Bentuk soal yang sesuai untuk mengukur kemampuan ini antara lain:
benar-salah, menjodohkan, isian atau jawaban singkat.
2. Pemahaman (C2)
Kemampuan ini umumnya mendapat penekanan dalam proses belajar-
mengajar. Siswa dituntut memahami atau mengerti apa yang diajarkan,
mengetahui apa yang sedang dikomunikasikan dan dapat memanfaatkan
isinya tanpa keharusan menghubungkannya dengan hal-hal lain. Bentuk
soal yang sering digunakan untuk mengukur kemampuan ini adalah
pilihan ganda atau uraian. Kemampuan pemahaman dapat dijabarkan
menjadi tiga, yaitu :
Menerjemahkan (translation)
Menginterpretasi (interpretation)
Mengekstrapolasi (extrapolation)
Kata kerja operasional yang dapat dipakai untuk mengukur
kemampuann-kemampuan ini adalah memperhitungkan, memprakirakan,
menduga, menyimpulkan, meramalkan, membedakan, menentukan,
mengisi, dan menarik kesimpulan.
3. Penerapan (C3)
Dalam jenjang kemampuan ini dituntut kesanggupan ide-ide umum,
tata cara, ataupun metode-metode, prinsip-prinsip, serta teori-teori dalam
situasi baru dan konkret. Situasi dimana ide, metode dan lain-lain yang
dipakai itu harus baru, karena apabila tidak demikian, maka kemampuan
yang diukur bukan lagi penerapan tetapi ingatan semata-mata. Suatu soal
yang telah dipakaisebagai contoh di kelas mengenai penerapan suatu
rumus, misalnya jangan lagi dipakai dalam tes atau ulangan. Kalau soal
yang persis sama itu disajikan, maka siswa dapat menjawab hanya
berdasarkan ingatan, bukan melalui penerapan kaidah atau rumus tertentu.

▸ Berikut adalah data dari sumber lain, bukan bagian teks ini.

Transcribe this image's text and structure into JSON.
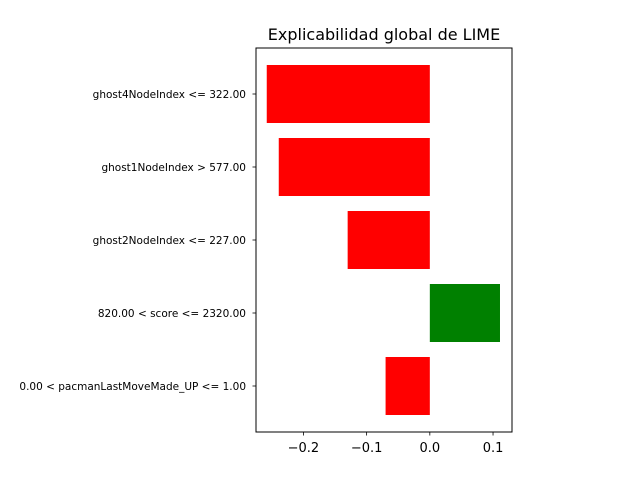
{
  "chart_data": {
    "type": "bar",
    "orientation": "horizontal",
    "title": "Explicabilidad global de LIME",
    "xlabel": "",
    "ylabel": "",
    "xlim": [
      -0.275,
      0.13
    ],
    "xticks": [
      -0.2,
      -0.1,
      0.0,
      0.1
    ],
    "xtick_labels": [
      "−0.2",
      "−0.1",
      "0.0",
      "0.1"
    ],
    "grid": false,
    "categories": [
      "ghost4NodeIndex <= 322.00",
      "ghost1NodeIndex > 577.00",
      "ghost2NodeIndex <= 227.00",
      "820.00 < score <= 2320.00",
      "0.00 < pacmanLastMoveMade_UP <= 1.00"
    ],
    "values": [
      -0.258,
      -0.239,
      -0.13,
      0.111,
      -0.07
    ],
    "colors": {
      "negative": "#ff0000",
      "positive": "#008000"
    }
  }
}
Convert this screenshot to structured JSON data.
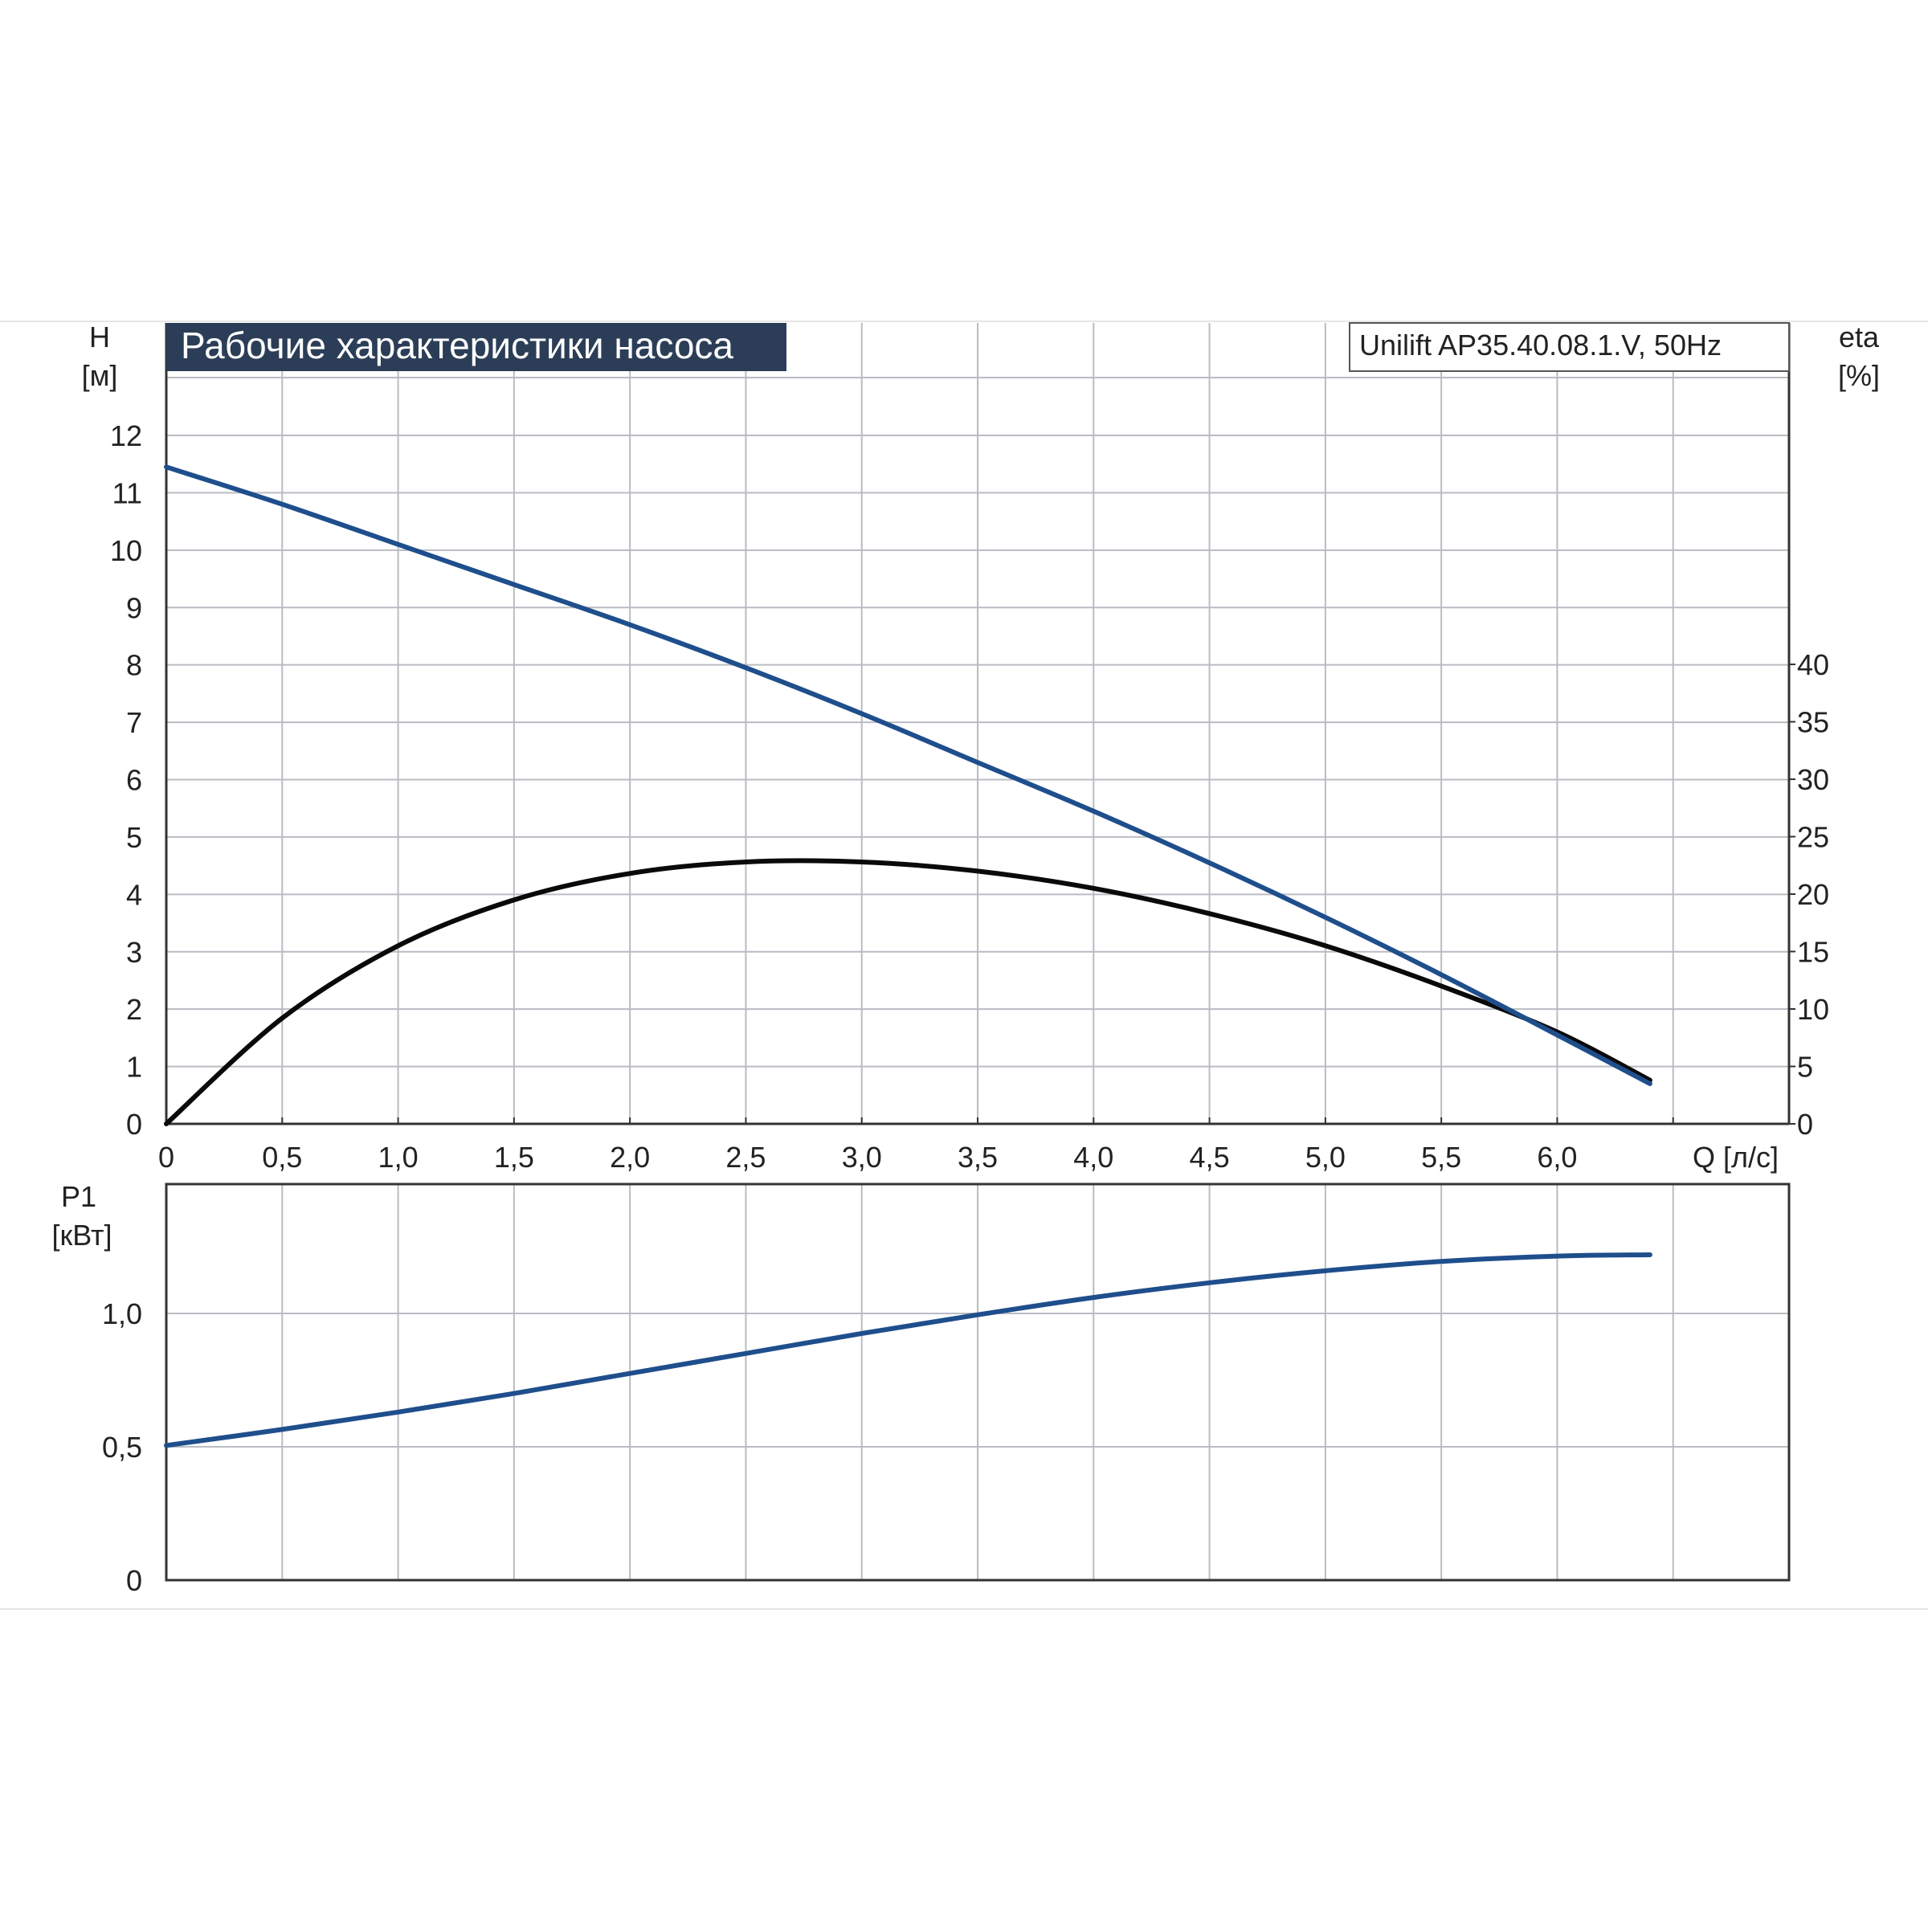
{
  "chart_data": [
    {
      "type": "line",
      "title": "Рабочие характеристики насоса",
      "model_label": "Unilift AP35.40.08.1.V, 50Hz",
      "xlabel": "Q [л/с]",
      "x_ticks": [
        "0",
        "0,5",
        "1,0",
        "1,5",
        "2,0",
        "2,5",
        "3,0",
        "3,5",
        "4,0",
        "4,5",
        "5,0",
        "5,5",
        "6,0"
      ],
      "xlim": [
        0,
        7.0
      ],
      "y_left": {
        "label_line1": "H",
        "label_line2": "[м]",
        "ylim": [
          0,
          14
        ],
        "ticks": [
          "0",
          "1",
          "2",
          "3",
          "4",
          "5",
          "6",
          "7",
          "8",
          "9",
          "10",
          "11",
          "12"
        ]
      },
      "y_right": {
        "label_line1": "eta",
        "label_line2": "[%]",
        "ylim": [
          0,
          70
        ],
        "ticks": [
          "0",
          "5",
          "10",
          "15",
          "20",
          "25",
          "30",
          "35",
          "40"
        ]
      },
      "grid": true,
      "colors": {
        "head": "#1f4e8c",
        "efficiency": "#0a0a0a",
        "grid": "#b9bcc2",
        "title_bg": "#2c3e57"
      },
      "series": [
        {
          "name": "H",
          "axis": "left",
          "x": [
            0,
            0.5,
            1.0,
            1.5,
            2.0,
            2.5,
            3.0,
            3.5,
            4.0,
            4.5,
            5.0,
            5.5,
            6.0,
            6.4
          ],
          "values": [
            11.45,
            10.8,
            10.1,
            9.4,
            8.7,
            7.95,
            7.15,
            6.3,
            5.45,
            4.55,
            3.6,
            2.6,
            1.55,
            0.7
          ]
        },
        {
          "name": "eta",
          "axis": "right",
          "x": [
            0,
            0.5,
            1.0,
            1.5,
            2.0,
            2.5,
            3.0,
            3.5,
            4.0,
            4.5,
            5.0,
            5.5,
            6.0,
            6.4
          ],
          "values": [
            0,
            9.2,
            15.5,
            19.5,
            21.8,
            22.8,
            22.8,
            22.0,
            20.5,
            18.3,
            15.5,
            12.0,
            8.0,
            3.8
          ]
        }
      ]
    },
    {
      "type": "line",
      "xlim": [
        0,
        7.0
      ],
      "y_left": {
        "label_line1": "P1",
        "label_line2": "[кВт]",
        "ylim": [
          0,
          1.5
        ],
        "ticks": [
          "0",
          "0,5",
          "1,0"
        ]
      },
      "grid": true,
      "colors": {
        "power": "#1f4e8c"
      },
      "series": [
        {
          "name": "P1",
          "axis": "left",
          "x": [
            0,
            0.5,
            1.0,
            1.5,
            2.0,
            2.5,
            3.0,
            3.5,
            4.0,
            4.5,
            5.0,
            5.5,
            6.0,
            6.4
          ],
          "values": [
            0.505,
            0.565,
            0.63,
            0.7,
            0.775,
            0.85,
            0.925,
            0.995,
            1.06,
            1.115,
            1.16,
            1.195,
            1.215,
            1.22
          ]
        }
      ]
    }
  ]
}
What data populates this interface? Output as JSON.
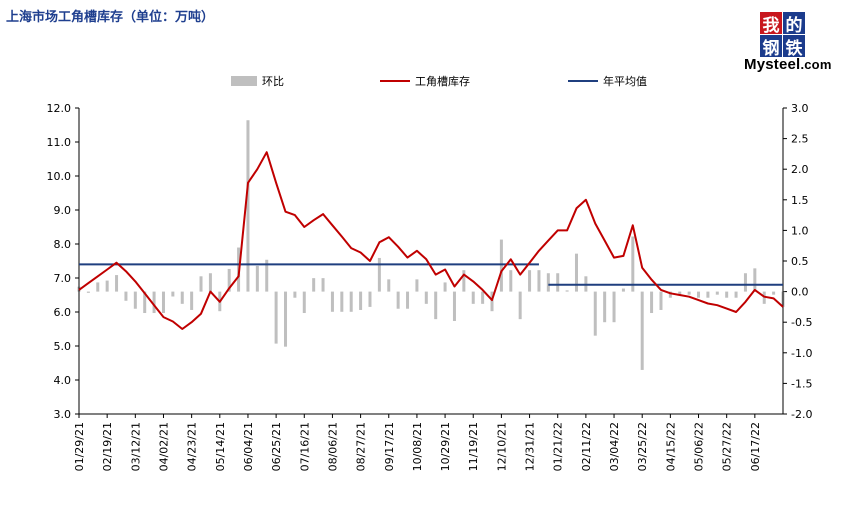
{
  "chart_data": {
    "type": "bar+line",
    "title": "上海市场工角槽库存（单位：万吨）",
    "legend": [
      "环比",
      "工角槽库存",
      "年平均值"
    ],
    "logo": {
      "chars": [
        "我",
        "的",
        "钢",
        "铁"
      ],
      "word": "Mysteel",
      "suffix": ".com"
    },
    "colors": {
      "bar": "#bfbfbf",
      "line": "#c00000",
      "avg": "#1f3f7f"
    },
    "left_axis": {
      "min": 3.0,
      "max": 12.0,
      "step": 1.0,
      "ticks": [
        "3.0",
        "4.0",
        "5.0",
        "6.0",
        "7.0",
        "8.0",
        "9.0",
        "10.0",
        "11.0",
        "12.0"
      ]
    },
    "right_axis": {
      "min": -2.0,
      "max": 3.0,
      "step": 0.5,
      "ticks": [
        "-2.0",
        "-1.5",
        "-1.0",
        "-0.5",
        "0.0",
        "0.5",
        "1.0",
        "1.5",
        "2.0",
        "2.5",
        "3.0"
      ]
    },
    "x_tick_labels": [
      {
        "i": 0,
        "label": "01/29/21"
      },
      {
        "i": 3,
        "label": "02/19/21"
      },
      {
        "i": 6,
        "label": "03/12/21"
      },
      {
        "i": 9,
        "label": "04/02/21"
      },
      {
        "i": 12,
        "label": "04/23/21"
      },
      {
        "i": 15,
        "label": "05/14/21"
      },
      {
        "i": 18,
        "label": "06/04/21"
      },
      {
        "i": 21,
        "label": "06/25/21"
      },
      {
        "i": 24,
        "label": "07/16/21"
      },
      {
        "i": 27,
        "label": "08/06/21"
      },
      {
        "i": 30,
        "label": "08/27/21"
      },
      {
        "i": 33,
        "label": "09/17/21"
      },
      {
        "i": 36,
        "label": "10/08/21"
      },
      {
        "i": 39,
        "label": "10/29/21"
      },
      {
        "i": 42,
        "label": "11/19/21"
      },
      {
        "i": 45,
        "label": "12/10/21"
      },
      {
        "i": 48,
        "label": "12/31/21"
      },
      {
        "i": 51,
        "label": "01/21/22"
      },
      {
        "i": 54,
        "label": "02/11/22"
      },
      {
        "i": 57,
        "label": "03/04/22"
      },
      {
        "i": 60,
        "label": "03/25/22"
      },
      {
        "i": 63,
        "label": "04/15/22"
      },
      {
        "i": 66,
        "label": "05/06/22"
      },
      {
        "i": 69,
        "label": "05/27/22"
      },
      {
        "i": 72,
        "label": "06/17/22"
      }
    ],
    "inventory": [
      6.65,
      6.85,
      7.05,
      7.25,
      7.45,
      7.2,
      6.9,
      6.55,
      6.2,
      5.85,
      5.72,
      5.5,
      5.7,
      5.95,
      6.6,
      6.3,
      6.7,
      7.05,
      9.8,
      10.2,
      10.7,
      9.8,
      8.95,
      8.85,
      8.5,
      8.7,
      8.88,
      8.55,
      8.22,
      7.88,
      7.75,
      7.5,
      8.05,
      8.2,
      7.92,
      7.6,
      7.8,
      7.55,
      7.1,
      7.25,
      6.75,
      7.1,
      6.9,
      6.65,
      6.35,
      7.2,
      7.55,
      7.1,
      7.45,
      7.8,
      8.1,
      8.4,
      8.4,
      9.05,
      9.3,
      8.6,
      8.1,
      7.6,
      7.65,
      8.55,
      7.3,
      6.95,
      6.65,
      6.55,
      6.5,
      6.45,
      6.35,
      6.25,
      6.2,
      6.1,
      6.0,
      6.3,
      6.65,
      6.45,
      6.4,
      6.15
    ],
    "change": [
      0.08,
      -0.02,
      0.15,
      0.18,
      0.27,
      -0.15,
      -0.28,
      -0.35,
      -0.35,
      -0.35,
      -0.08,
      -0.2,
      -0.3,
      0.25,
      0.3,
      -0.32,
      0.37,
      0.72,
      2.8,
      0.42,
      0.52,
      -0.85,
      -0.9,
      -0.1,
      -0.35,
      0.22,
      0.22,
      -0.33,
      -0.33,
      -0.33,
      -0.3,
      -0.25,
      0.55,
      0.2,
      -0.28,
      -0.28,
      0.2,
      -0.2,
      -0.45,
      0.15,
      -0.48,
      0.35,
      -0.2,
      -0.2,
      -0.32,
      0.85,
      0.35,
      -0.45,
      0.35,
      0.35,
      0.3,
      0.3,
      0.02,
      0.62,
      0.25,
      -0.72,
      -0.5,
      -0.5,
      0.05,
      0.9,
      -1.28,
      -0.35,
      -0.3,
      -0.1,
      -0.05,
      -0.05,
      -0.1,
      -0.1,
      -0.05,
      -0.1,
      -0.1,
      0.3,
      0.38,
      -0.2,
      -0.05,
      -0.25
    ],
    "avg_2021": 7.4,
    "avg_2022": 6.8,
    "avg_2021_range": [
      0,
      49
    ],
    "avg_2022_range": [
      50,
      75
    ]
  }
}
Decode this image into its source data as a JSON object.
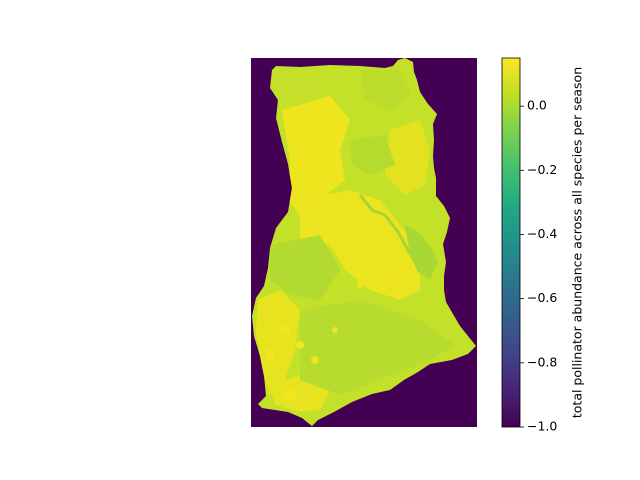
{
  "colorbar": {
    "label": "total pollinator abundance across all species per season",
    "colormap": "viridis",
    "vmin": -1.0,
    "vmax": 0.15,
    "ticks": [
      0.0,
      -0.2,
      -0.4,
      -0.6,
      -0.8,
      -1.0
    ],
    "tick_labels": [
      "0.0",
      "−0.2",
      "−0.4",
      "−0.6",
      "−0.8",
      "−1.0"
    ]
  },
  "map": {
    "region": "Ghana",
    "background_value": -1.0,
    "background_color": "#440154",
    "land_color_main": "#b8de29",
    "land_color_high": "#f1e51d"
  }
}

Harus diciptakan butir soal baru yang serupa tetapi tidak sama. Kata kerja
operasional yang dapat dipakai untuk mengukur kemampuan ini adalah
menggunakan, meramalkan, menghubungkan, menggeneralisasi, memilih,
mengembangkan, mengorganisasi, mengubah, menyusun kembali,
mengklasifikasikan, menghitung, menerapkan, menentukan, dan
memecahkan masalah.
4. Analisis (C4)
Dalam jenjang kemampuan ini seseorang dituntut untuk dapat
menguraikan suatu situasi atau keadaan tertentu ke dalam unsur-unsur atau
komponen-komponen pembentuknya. Dengan jalan ini situasi atau
keadaan tersebut menjadi jelas. Bentuk soal yang sesuai untuk mengukur
kemampuan ini adalah pilihan ganda dan uraian. Kemampuan analisis
diklasifikasi atas tiga kelompok, yaitu :
Analisis unsur
Analisis hubungan
Analisis prinsip-prinsip yang terorganisasi
5. Sintesis (C5)
Pada jenjang ini seseorang dituntut untuk dapat menghasilkan sesuatu
yang baru dengan jalan menggabungkan berbagai faktor yang ada. Hasil
yang diperoleh dari penggabungan ini dapat berupa:
Tulisan
Dari hal-hal yang sifatnya tidak sistematis ataupun sistematis, kita
coba membuat kesimpulan melalui suatu analisis. Dapat pula dibuat
sintesis dari tulisan menjadi lisan dan sebaliknya, dari tulisan menjadi
tulisan yang lain, atau dari lisan menjadi lisan lain pula. kata kerja
operasional yang dipakai antara lain: menulis, membicarakan,
menghubungkan, menghasilkan, mengangkat, memodifikasi,
meneruskan dan membuktikan kebenaran
Rencana atau mekanisme
Dengan sintesis dapat pula dibuat suatu rencana atau mekanisme
kerja. Semakin baik sintesis itu dibuat, akan semakin baik pula rencana
atau mekanisme kerja itu. Kata kerja operasional yang dipakai antara
lain : mengusulkan, mengemukakan, merencanakan, menghasilkan,
mendesain, memodifikasi, dan menetukan.
6. Evaluasi (C6)
Dalam jenjang kemampuan ini seseorang dituntut untuk dapat
mengevaluasi situasi, keadaan, pernyataan, atau konsep berdasarkan suatu
kriteria tertentu. Yang penting dalam evaluasi ialah menciptakan
kondisinya sedemikian rupa sehingga siswa mampu mengembangkan
kriteria, standar, atau ukuran untuk mengevaluasi sesuatu. Kemampuan
evaluasi adalah jenjang tertinggi dari aspek kognitif menurut Bloom. Kata
kerja operasional yang dipakai adalah menafsirkan, mempertimbangkan
menduga, mengevaluasi, menentukan, dan sebagainya.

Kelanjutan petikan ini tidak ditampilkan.